Senator Tangi’s resolution contends that social media platforms are un­dermining the younger generation, promoting values contrary to our re­ligious and cultural ethos. While acknowledging the need for scrutiny, an outright ban on major platforms such as Facebook, TikTok, Instagram, X, and YouTube is a draconian measure that threatens to sever Pakistan’s ties with the global digital community. In an era where the rest of the world is hurtling forward into a digital future, such proposals only serve to make Pakistan a global laughingstock. These ill-conceived ideas gain traction at a time when the IT and services sector is grappling with the spectre of a blanket ban on Virtual Private Networks (VPNs), raising fears of devastat­ing consequences for the country’s economy. Disruptions to businesses and potential setbacks to the government’s ambitious $15 billion export target for the IT and IT services sector should not be taken lightly.

Digital rights activist Nighat Dad rightly points out that such a blanket ban sets a dangerous precedent, trampling on fundamental rights with­out any accountability, thereby undermining Pakistan’s global stand­ing. The Pakistan Software Houses Association (P@SHA) highlights that a VPN ban could disrupt business operations and impede the govern­ment’s efforts to improve the ease of doing business.
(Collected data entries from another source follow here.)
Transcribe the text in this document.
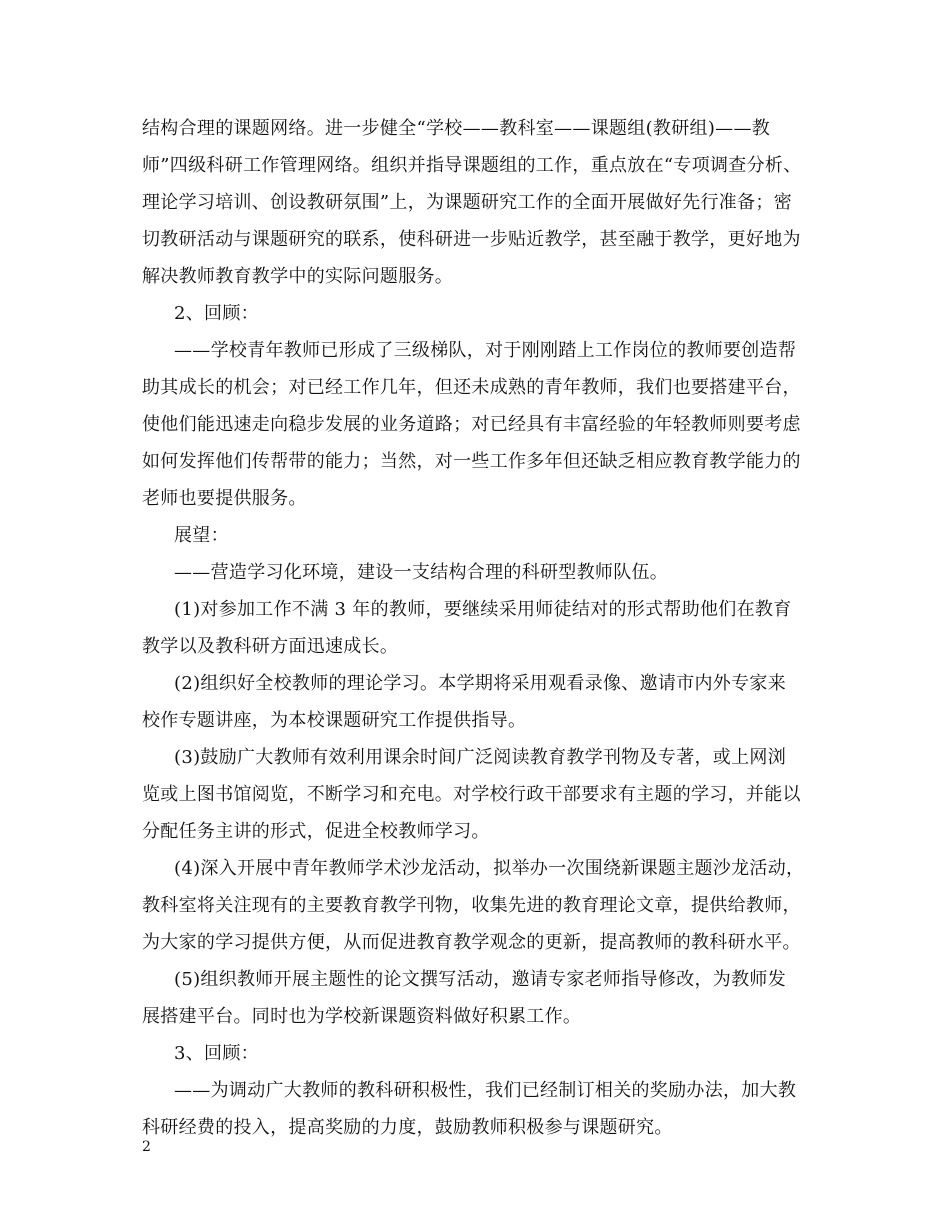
结构合理的课题网络。进一步健全“学校——教科室——课题组(教研组)——教
师”四级科研工作管理网络。组织并指导课题组的工作，重点放在“专项调查分析、
理论学习培训、创设教研氛围”上，为课题研究工作的全面开展做好先行准备；密
切教研活动与课题研究的联系，使科研进一步贴近教学，甚至融于教学，更好地为
解决教师教育教学中的实际问题服务。
2、回顾：
——学校青年教师已形成了三级梯队，对于刚刚踏上工作岗位的教师要创造帮
助其成长的机会；对已经工作几年，但还未成熟的青年教师，我们也要搭建平台，
使他们能迅速走向稳步发展的业务道路；对已经具有丰富经验的年轻教师则要考虑
如何发挥他们传帮带的能力；当然，对一些工作多年但还缺乏相应教育教学能力的
老师也要提供服务。
展望：
——营造学习化环境，建设一支结构合理的科研型教师队伍。
(1)对参加工作不满 3 年的教师，要继续采用师徒结对的形式帮助他们在教育
教学以及教科研方面迅速成长。
(2)组织好全校教师的理论学习。本学期将采用观看录像、邀请市内外专家来
校作专题讲座，为本校课题研究工作提供指导。
(3)鼓励广大教师有效利用课余时间广泛阅读教育教学刊物及专著，或上网浏
览或上图书馆阅览，不断学习和充电。对学校行政干部要求有主题的学习，并能以
分配任务主讲的形式，促进全校教师学习。
(4)深入开展中青年教师学术沙龙活动，拟举办一次围绕新课题主题沙龙活动，
教科室将关注现有的主要教育教学刊物，收集先进的教育理论文章，提供给教师，
为大家的学习提供方便，从而促进教育教学观念的更新，提高教师的教科研水平。
(5)组织教师开展主题性的论文撰写活动，邀请专家老师指导修改，为教师发
展搭建平台。同时也为学校新课题资料做好积累工作。
3、回顾：
——为调动广大教师的教科研积极性，我们已经制订相关的奖励办法，加大教
科研经费的投入，提高奖励的力度，鼓励教师积极参与课题研究。
2
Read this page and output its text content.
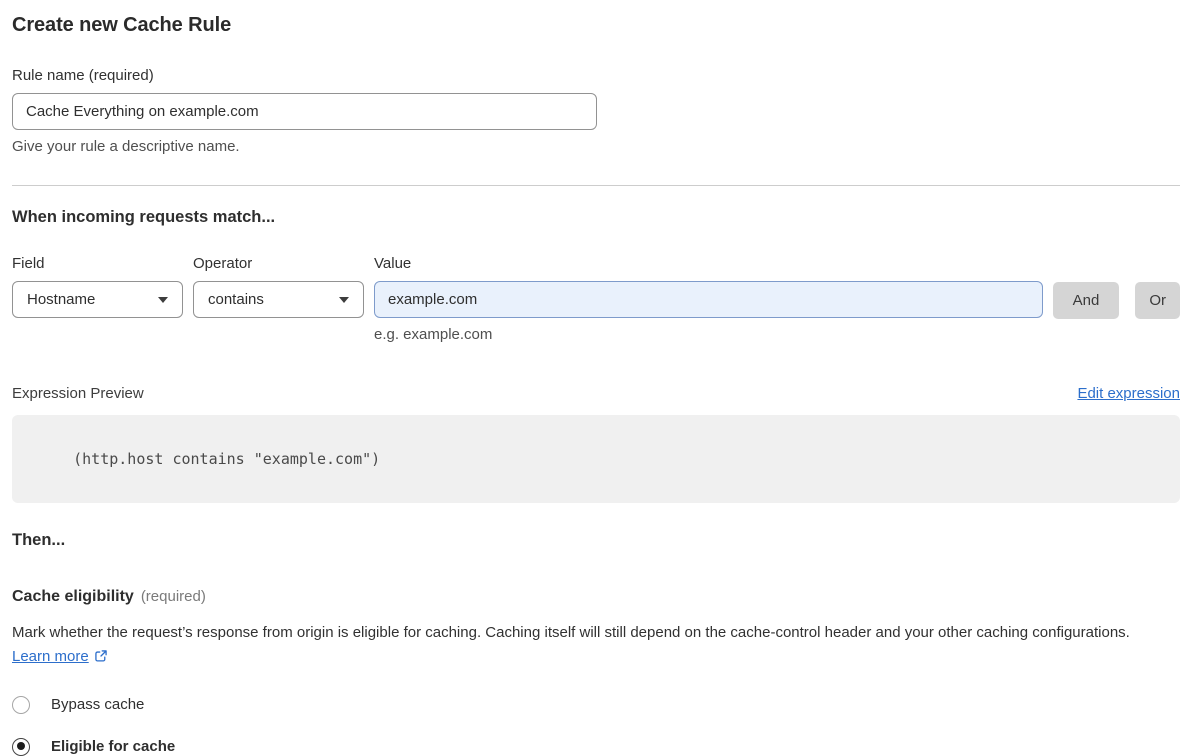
Create new Cache Rule
Rule name (required)
Cache Everything on example.com
Give your rule a descriptive name.
When incoming requests match...
Field
Hostname
Operator
contains
Value
example.com
e.g. example.com
And	Or
Expression Preview	Edit expression

(http.host contains "example.com")

Then...
Cache eligibility (required)

Mark whether the request’s response from origin is eligible for caching. Caching itself will still depend on the cache-control header and your other caching configurations. Learn more

Bypass cache
Eligible for cache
While acknowledging the legitimate concerns about the misuse of so­cial media, endorsing a wholesale ban is nothing short of advocating a return to the Stone Age in terms of information exchange and connectiv­ity. The solution lies in adopting a balanced approach—implementing regulations and safeguards to curb the negative impacts of social media while harnessing its potential for positive change and economic growth. The Pakistan Telecommunication Authority (PTA) should play a crucial role in ensuring the uninterrupted operation of internet services. PTA should work in tandem with industry stakeholders to strike a delicate balance between security and fostering a thriving digital environment.

While concerns about the adverse effects of social media are valid, an outright ban is an overreaction that Pakistan cannot afford. It is time to embrace the digital era with thoughtful regulation and strategic plan­ning, ensuring that our nation remains a dynamic participant in the global digital landscape.